A cidade tem cinco nomes para a disputa da eleição municipal

Nossos cinco deputados estão empossados e com o dever de trabalhar pelo bem comum da comunidade. Entretanto, é preciso reconhecer que o processo eleitoral é uma constante na vida do político. É que uma eleição já baliza o próximo pleito eleitoral. E, como sabemos, o próximo confronto já tem data marcada, que é o primeiro domingo de outubro de 2016. E, de preferência, sem a presença do Ibope, na véspera da eleição, para não interferir no resultado, como aconteceu em 2012, quando o Ibope tirou o hoje deputado estadual Márcio Pauliki do segundo turno da eleição. E tudo ficou por isso mesmo, o que é de se lamentar.
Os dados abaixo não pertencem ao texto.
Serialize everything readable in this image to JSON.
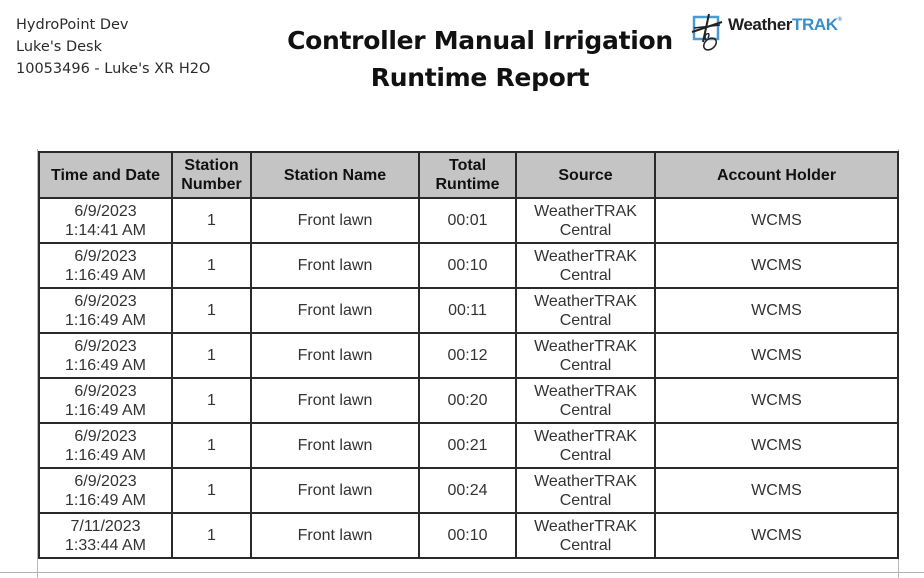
{
  "header": {
    "org_lines": [
      "HydroPoint Dev",
      "Luke's Desk",
      "10053496 - Luke's XR H2O"
    ],
    "title_line1": "Controller Manual Irrigation",
    "title_line2": "Runtime Report",
    "logo": {
      "icon": "weathertrak-logo-icon",
      "text_dark": "Weather",
      "text_accent": "TRAK",
      "trademark": "®",
      "accent_color": "#3b8fc8"
    }
  },
  "table": {
    "header_bg": "#c4c4c4",
    "columns": [
      "Time and Date",
      "Station Number",
      "Station Name",
      "Total Runtime",
      "Source",
      "Account Holder"
    ],
    "column_lines": [
      [
        "Time and Date"
      ],
      [
        "Station",
        "Number"
      ],
      [
        "Station Name"
      ],
      [
        "Total",
        "Runtime"
      ],
      [
        "Source"
      ],
      [
        "Account Holder"
      ]
    ],
    "rows": [
      {
        "date": "6/9/2023",
        "time": "1:14:41 AM",
        "station_number": "1",
        "station_name": "Front lawn",
        "runtime": "00:01",
        "source_1": "WeatherTRAK",
        "source_2": "Central",
        "account_holder": "WCMS"
      },
      {
        "date": "6/9/2023",
        "time": "1:16:49 AM",
        "station_number": "1",
        "station_name": "Front lawn",
        "runtime": "00:10",
        "source_1": "WeatherTRAK",
        "source_2": "Central",
        "account_holder": "WCMS"
      },
      {
        "date": "6/9/2023",
        "time": "1:16:49 AM",
        "station_number": "1",
        "station_name": "Front lawn",
        "runtime": "00:11",
        "source_1": "WeatherTRAK",
        "source_2": "Central",
        "account_holder": "WCMS"
      },
      {
        "date": "6/9/2023",
        "time": "1:16:49 AM",
        "station_number": "1",
        "station_name": "Front lawn",
        "runtime": "00:12",
        "source_1": "WeatherTRAK",
        "source_2": "Central",
        "account_holder": "WCMS"
      },
      {
        "date": "6/9/2023",
        "time": "1:16:49 AM",
        "station_number": "1",
        "station_name": "Front lawn",
        "runtime": "00:20",
        "source_1": "WeatherTRAK",
        "source_2": "Central",
        "account_holder": "WCMS"
      },
      {
        "date": "6/9/2023",
        "time": "1:16:49 AM",
        "station_number": "1",
        "station_name": "Front lawn",
        "runtime": "00:21",
        "source_1": "WeatherTRAK",
        "source_2": "Central",
        "account_holder": "WCMS"
      },
      {
        "date": "6/9/2023",
        "time": "1:16:49 AM",
        "station_number": "1",
        "station_name": "Front lawn",
        "runtime": "00:24",
        "source_1": "WeatherTRAK",
        "source_2": "Central",
        "account_holder": "WCMS"
      },
      {
        "date": "7/11/2023",
        "time": "1:33:44 AM",
        "station_number": "1",
        "station_name": "Front lawn",
        "runtime": "00:10",
        "source_1": "WeatherTRAK",
        "source_2": "Central",
        "account_holder": "WCMS"
      }
    ]
  }
}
Na listagem de hoje para as eleições municipais do ano que vem, temos, a princípio, cinco nomes, o que pode representar uma espécie de um bom estoque de valores para o governo da cidade. Na verdade, são nomes possíveis, como os deputados estaduais Márcio Pauliki e Plauto Miró Guimarães Filho; o deputado federal Aliel Machado e o prefeito Marcelo Rangel, que, a despeito do péssimo desempenho que vem tendo à frente do governo da cidade, deverá disputar a reeleição. Mas, para cinco, parece estar faltando relacionar, justamente, o quinto nome. E o quinto nome seria do ex-prefeito Pedro Wosgrau Filho, que estaria se recompondo para continuar fazendo história na política pontagrossense, ao disputar, então, um quarto e histórico mandato.
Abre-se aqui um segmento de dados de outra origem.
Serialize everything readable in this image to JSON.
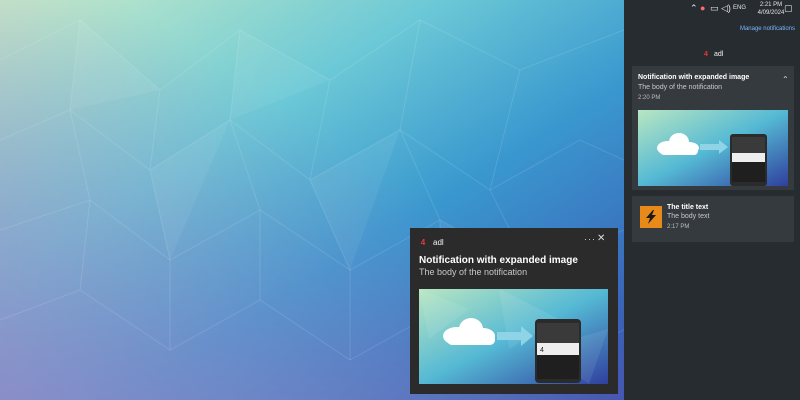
{
  "toast": {
    "app_name": "adl",
    "app_icon": "adl-app-icon",
    "title": "Notification with expanded image",
    "body": "The body of the notification",
    "more_icon": "more-icon",
    "close_icon": "close-icon"
  },
  "tray": {
    "icons": [
      "chevron-up-icon",
      "security-icon",
      "network-icon",
      "volume-icon"
    ],
    "language": "ENG",
    "time": "2:21 PM",
    "date": "4/09/2024",
    "notification_center_icon": "notification-center-icon"
  },
  "action_center": {
    "manage_link": "Manage notifications",
    "group_app_name": "adl",
    "notifications": [
      {
        "title": "Notification with expanded image",
        "body": "The body of the notification",
        "time": "2:20 PM",
        "icon": "chevron-up-icon"
      },
      {
        "title": "The title text",
        "body": "The body text",
        "time": "2:17 PM",
        "icon": "lightning-app-icon"
      }
    ]
  },
  "colors": {
    "panel_bg": "#272c30",
    "card_bg": "#353a3e",
    "toast_bg": "#2b2b2b",
    "link": "#7ab6ff",
    "app_accent": "#e23a3a",
    "orange_icon": "#e88a1a"
  }
}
Analisando cada um, temos que o deputado Márcio Pauliki tende muito mais, hoje, a compor uma frente com o deputado Plauto Miró Guimarães Filho, no apoio ao nome de Plauto, do que se apresentar como candidato. É que, tendo sido eleito para seu primeiro mandato, não gostaria de se mostrar um político carreirista, disputando uma eleição, a cada dois anos. Desse modo, apoiaria Plauto, numa frente de oposição ao governo do prefeito Marcelo Rangel, que, de seu lado, se efetivamente se decidir por uma candidatura à reeleição, terá o apoio de seu irmão, o deputado federal Sandro Alex, sem perspectiva de uma aliança de maior visibilidade. É que, hoje, pelo seu fraco desempenho, politicamente falando, está inviabilizado para tentar a renovação de seu mandato. Sem dinheiro para pagar fornecedores, eis que acaba de surgir como benfeitor do estudante, ao propor o passe livre para estudantes de primeiro, segundo e terceiro graus. No mínimo, uma irresponsabilidade política.
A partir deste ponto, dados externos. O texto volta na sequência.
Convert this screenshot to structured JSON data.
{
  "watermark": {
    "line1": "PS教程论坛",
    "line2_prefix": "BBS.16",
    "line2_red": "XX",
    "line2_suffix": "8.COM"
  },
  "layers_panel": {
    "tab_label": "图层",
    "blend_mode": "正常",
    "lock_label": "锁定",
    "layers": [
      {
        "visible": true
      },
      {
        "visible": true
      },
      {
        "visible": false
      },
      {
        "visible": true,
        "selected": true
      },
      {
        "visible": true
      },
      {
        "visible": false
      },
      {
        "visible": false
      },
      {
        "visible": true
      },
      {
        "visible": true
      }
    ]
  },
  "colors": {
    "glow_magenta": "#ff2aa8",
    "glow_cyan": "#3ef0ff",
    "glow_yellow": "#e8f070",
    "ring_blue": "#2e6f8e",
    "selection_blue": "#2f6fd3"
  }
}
O jovem deputado federal Aliel Machado tem sua candidatura estimulada pelo deputado estadual Péricles de Holleben Mello. Porém, Aliel foi vereador por dois anos e se elegeu deputado federal, num feito espetacular. De repente, no segundo ano de seu mandato na Câmara Federal se apresentar para disputar a Prefeitura Municipal poderá ficar mal visto aos olhos do eleitor. Mas, a despeito disso, tem, a seu favor, o fato de ter sido a grande novidade do pleito eleitoral do ano passado.

Por fim, temos a figura do ex-prefeito Pedro Wosgrau Filho, cuja lembrança vem se dando muito mais pelo insucesso do governo do prefeito Marcelo Rangel, do que pelos próprios méritos, tendo em vista que o seu terceiro governo foi, para a cidade, um verdadeiro desastre político.

Mas, se o deputado Plauto avançar – e aproveitar o momento – no projeto de uma nova candidatura a prefeito, Pedro Wosgrau muito dificilmente se disporia a bater de frente com um antigo e fiel aliado. Aliás, Plauto sempre apoiou Pedro, sem que Pedro tivesse retribuído tamanha fidelidade. Basta se fazer uma análise do perfil político de Pedro, para se saber que, na verdade, ele nunca apoiou ninguém, mas sempre quis ser apoiado. Mas, e o Paulo Cunha Nascimento, em 92? No caso do Paulo, primeiro, ele se empenhou pela candidatura do Paulo, para não permitir que dona Cenir Frare da Cunha, esposa do ex-prefeito Otto Cunha, fosse candidata. Depois, precisava derrotar o deputado Djalma de Almeida César. O Paulo foi um instrumento para ele derrotar Cenir e Djalma.

Por fim, de todos esses nomes falados, o cavalo encilhado estaria, mesmo, mais para o deputado Plauto Miró Guimarães Filho.